Hope you and the boys are well august

miasmummy ouch the death cert must be horrible. Thinking of you and yours today. How worrying about your friend's DC, really glad they are ok, but how upsetting for you. I hope the yoga is good for you. I hate those introduction circle things now though, I get really worked up about them now.

Freya is miserable today and hard work. I am looking forward to DH coming home! We are having a massive fight with her over her carseat at the moment. She throws a proper tantrum and arches herself back screaming blue murder and WILL NOT go in. Really stressful going anywhere.
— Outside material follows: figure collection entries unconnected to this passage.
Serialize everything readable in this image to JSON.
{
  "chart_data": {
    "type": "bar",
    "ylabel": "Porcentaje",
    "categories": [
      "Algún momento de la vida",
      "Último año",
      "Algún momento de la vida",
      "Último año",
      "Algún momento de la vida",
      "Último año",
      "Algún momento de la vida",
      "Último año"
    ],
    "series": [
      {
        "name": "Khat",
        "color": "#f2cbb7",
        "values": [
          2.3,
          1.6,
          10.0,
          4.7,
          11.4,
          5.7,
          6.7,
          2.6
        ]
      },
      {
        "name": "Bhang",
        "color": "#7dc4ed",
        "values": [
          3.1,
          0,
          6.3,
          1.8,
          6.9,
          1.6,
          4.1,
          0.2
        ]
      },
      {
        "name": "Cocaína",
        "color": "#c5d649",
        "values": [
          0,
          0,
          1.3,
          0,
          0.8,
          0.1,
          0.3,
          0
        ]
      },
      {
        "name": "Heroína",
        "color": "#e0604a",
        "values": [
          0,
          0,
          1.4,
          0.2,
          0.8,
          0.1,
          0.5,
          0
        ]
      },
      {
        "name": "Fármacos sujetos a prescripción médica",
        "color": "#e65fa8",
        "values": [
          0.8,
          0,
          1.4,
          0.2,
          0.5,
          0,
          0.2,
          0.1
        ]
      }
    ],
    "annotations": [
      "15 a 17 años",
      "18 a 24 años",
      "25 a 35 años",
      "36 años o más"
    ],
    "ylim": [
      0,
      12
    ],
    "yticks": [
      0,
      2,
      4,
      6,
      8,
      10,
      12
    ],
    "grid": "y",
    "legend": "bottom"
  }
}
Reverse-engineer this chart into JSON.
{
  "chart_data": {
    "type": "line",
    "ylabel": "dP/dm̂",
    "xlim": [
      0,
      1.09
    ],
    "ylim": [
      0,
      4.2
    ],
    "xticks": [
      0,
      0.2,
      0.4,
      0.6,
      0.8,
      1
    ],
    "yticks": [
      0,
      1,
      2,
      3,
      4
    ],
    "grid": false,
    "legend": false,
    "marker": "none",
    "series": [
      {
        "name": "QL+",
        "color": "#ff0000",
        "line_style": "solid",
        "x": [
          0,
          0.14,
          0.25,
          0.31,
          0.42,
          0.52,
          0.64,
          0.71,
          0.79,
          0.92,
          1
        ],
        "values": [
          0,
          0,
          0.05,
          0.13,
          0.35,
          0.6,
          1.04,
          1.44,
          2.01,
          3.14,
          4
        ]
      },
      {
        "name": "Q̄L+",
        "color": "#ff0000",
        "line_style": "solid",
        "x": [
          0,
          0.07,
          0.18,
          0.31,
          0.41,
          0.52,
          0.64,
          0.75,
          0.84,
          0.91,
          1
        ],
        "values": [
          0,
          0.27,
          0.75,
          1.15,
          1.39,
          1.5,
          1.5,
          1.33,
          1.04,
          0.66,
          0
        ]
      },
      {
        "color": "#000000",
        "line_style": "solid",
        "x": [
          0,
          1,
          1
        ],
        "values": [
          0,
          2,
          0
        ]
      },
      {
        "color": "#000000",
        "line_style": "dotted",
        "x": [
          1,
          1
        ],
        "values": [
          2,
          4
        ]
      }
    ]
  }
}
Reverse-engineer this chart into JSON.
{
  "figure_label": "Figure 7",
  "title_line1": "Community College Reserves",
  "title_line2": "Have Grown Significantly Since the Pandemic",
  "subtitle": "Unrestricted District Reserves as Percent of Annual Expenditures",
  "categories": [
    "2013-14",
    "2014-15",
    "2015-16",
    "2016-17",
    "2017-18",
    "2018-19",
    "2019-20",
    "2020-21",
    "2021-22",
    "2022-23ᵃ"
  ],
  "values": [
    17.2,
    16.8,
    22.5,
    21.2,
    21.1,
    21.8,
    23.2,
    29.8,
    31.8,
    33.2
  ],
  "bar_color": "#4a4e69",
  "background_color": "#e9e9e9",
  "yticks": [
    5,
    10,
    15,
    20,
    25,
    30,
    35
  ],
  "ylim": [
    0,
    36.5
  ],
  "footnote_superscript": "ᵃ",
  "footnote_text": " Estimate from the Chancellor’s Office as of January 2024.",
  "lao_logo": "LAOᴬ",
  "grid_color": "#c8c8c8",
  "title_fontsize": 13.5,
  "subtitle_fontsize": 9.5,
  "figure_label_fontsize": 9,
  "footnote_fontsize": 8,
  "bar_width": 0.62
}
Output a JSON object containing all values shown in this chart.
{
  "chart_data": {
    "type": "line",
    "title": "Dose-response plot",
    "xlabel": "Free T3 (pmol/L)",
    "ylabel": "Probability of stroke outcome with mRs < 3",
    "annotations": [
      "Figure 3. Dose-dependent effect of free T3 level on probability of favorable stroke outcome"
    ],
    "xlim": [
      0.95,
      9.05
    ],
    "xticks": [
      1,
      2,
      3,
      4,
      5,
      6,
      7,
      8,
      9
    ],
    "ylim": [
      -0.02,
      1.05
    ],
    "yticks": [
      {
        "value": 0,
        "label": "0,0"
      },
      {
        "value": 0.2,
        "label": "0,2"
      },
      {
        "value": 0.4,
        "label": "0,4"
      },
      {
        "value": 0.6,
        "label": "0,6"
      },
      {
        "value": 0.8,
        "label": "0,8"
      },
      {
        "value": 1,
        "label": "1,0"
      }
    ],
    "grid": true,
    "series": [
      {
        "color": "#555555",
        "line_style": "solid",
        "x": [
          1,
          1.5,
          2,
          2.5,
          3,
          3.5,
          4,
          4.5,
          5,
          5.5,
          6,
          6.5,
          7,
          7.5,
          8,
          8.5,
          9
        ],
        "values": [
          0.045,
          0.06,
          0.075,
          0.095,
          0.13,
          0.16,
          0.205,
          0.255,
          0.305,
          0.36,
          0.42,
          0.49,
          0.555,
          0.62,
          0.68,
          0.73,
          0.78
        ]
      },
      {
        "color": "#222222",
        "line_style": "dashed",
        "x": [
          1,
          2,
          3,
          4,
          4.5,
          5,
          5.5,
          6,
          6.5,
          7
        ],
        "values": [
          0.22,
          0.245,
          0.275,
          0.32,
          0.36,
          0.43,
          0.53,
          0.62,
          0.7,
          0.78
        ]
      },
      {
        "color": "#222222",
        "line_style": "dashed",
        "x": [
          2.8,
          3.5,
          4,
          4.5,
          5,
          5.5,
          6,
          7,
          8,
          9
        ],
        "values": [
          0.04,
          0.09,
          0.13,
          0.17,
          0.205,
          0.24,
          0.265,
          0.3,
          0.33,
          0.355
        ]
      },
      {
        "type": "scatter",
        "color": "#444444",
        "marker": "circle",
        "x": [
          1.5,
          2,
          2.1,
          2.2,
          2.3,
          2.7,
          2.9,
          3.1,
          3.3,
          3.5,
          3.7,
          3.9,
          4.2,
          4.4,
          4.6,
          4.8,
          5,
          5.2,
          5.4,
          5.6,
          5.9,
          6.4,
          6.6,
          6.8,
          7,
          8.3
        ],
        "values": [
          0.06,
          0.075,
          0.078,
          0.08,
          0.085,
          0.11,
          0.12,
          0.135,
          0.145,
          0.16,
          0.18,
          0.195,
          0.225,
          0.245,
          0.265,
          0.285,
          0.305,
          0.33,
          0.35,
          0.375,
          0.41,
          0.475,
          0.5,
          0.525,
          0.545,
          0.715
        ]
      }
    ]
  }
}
AngelGeorgie · 23/10/2012 15:30

Oh I see ta. Spilt does sound nice Grin I , too , think its a combination of everything. Just so hard when I ve got stuff to do & can t be off work ( we rd really cracking down on sick time so need to be careful) just want to feel healthy & fit again. Felt better today just been shopping & for lunch with Phebs. She's asleep on me now Grin
She's totally shattered , catching up from the weekend , I think ... Xxxx
Kleine spend her money on her lush mummy I think!!!!!Confused don t know, she doesn't need anything so we ve banked it for now... Poor you, your hideous nausea & vomitting in pg I was lucky ??? & only suffered it occasionally . Xxx
Hope Miasmum & MrMia are surviving today? Xxxxx

blizy · 23/10/2012 15:42

Kleine, I finding it a bit hard with my sister being pg, especially since she moans about everything!

angel, hope you are feeling better and the move is not too stressful.

Spilt- I have never had Cullen skink Shock especially since its a Scottish dish!Blush. Hope Freya is ok?

Green- how are you today?

Elly, only 2 more sleeps to get through. X

August, lovely to hear from you! I hope you and the boys are well? How old is little A now?

Fan, how are doing?

Waves to little, Mia's, too, Amy, blue, babyh, rainbox and anyone else I might have missed. Thinking of you all. X

spilttheteaagain · 23/10/2012 16:21

blizy it's v easy so give it a go! Grin

blizy · 23/10/2012 16:27

Spilt, I meant I dont like the sound of it, I'm not a great fish lover, especially in soup! It
Makes me boke Blush.

spilttheteaagain · 23/10/2012 17:45

Ah fair enough, maybe best leave that one be then! Grin

KleinePoppet · 23/10/2012 20:06

Evening all. miasmummy, hope your day has been... well, I hope that you found a way of helping it to pass.

Yes indeed I did have hyperemesis. For 39 of my 42 weeks! (And then, bizarrely, it vanished and I was the happiest heavily-pregnant woman in the world.... now, I find it very hard to remember those last few, very content weeks of my pregnancy. They were part of another lifetime.)
Do you know, spilt, even at the time I didn't mind so much. Obviously it was hideous - the first twenty or so weeks in particular - but I was so thrilled to be pregnant, and I knew my baby would be worth it. And she VERY much was. And so now, I am just longing to be confined to bed, constantly puking and experiencing the joys of muscle atrophy! If I'm lucky enough to get pg and I am that sick again, of course it will be miserable - but it's the thing I want most in the world.

fanjodisfunction · 23/10/2012 20:12

spilt that cullen skink sounds good might give it a try.

blizy I'm doing fine, just had one of those train hit moments earlier today when I saw an ambulance, starting thinking of things and it just hit me all the pain I went through. I miss her everyday but I don't often think of the pain of labour and the heartache afterwards. But seeing that ambulance started off this chain of images in my mind that just resulted in the total feeling of pain of loss, pain of labour joy of birth and then utter despair.

I'm not feeling totally happy at the moment, I have been secret eating, and put on half a stone. I really need to stop, I know that losing weight will help my chances but I'm in a bit of a rut. I need to snap out of it and get going again, I feel so much happier when I was losing weight and I need to feel that again.

Sorry for the self indulgent post. Sometimes its just easier to write stuff down than speak it aloud.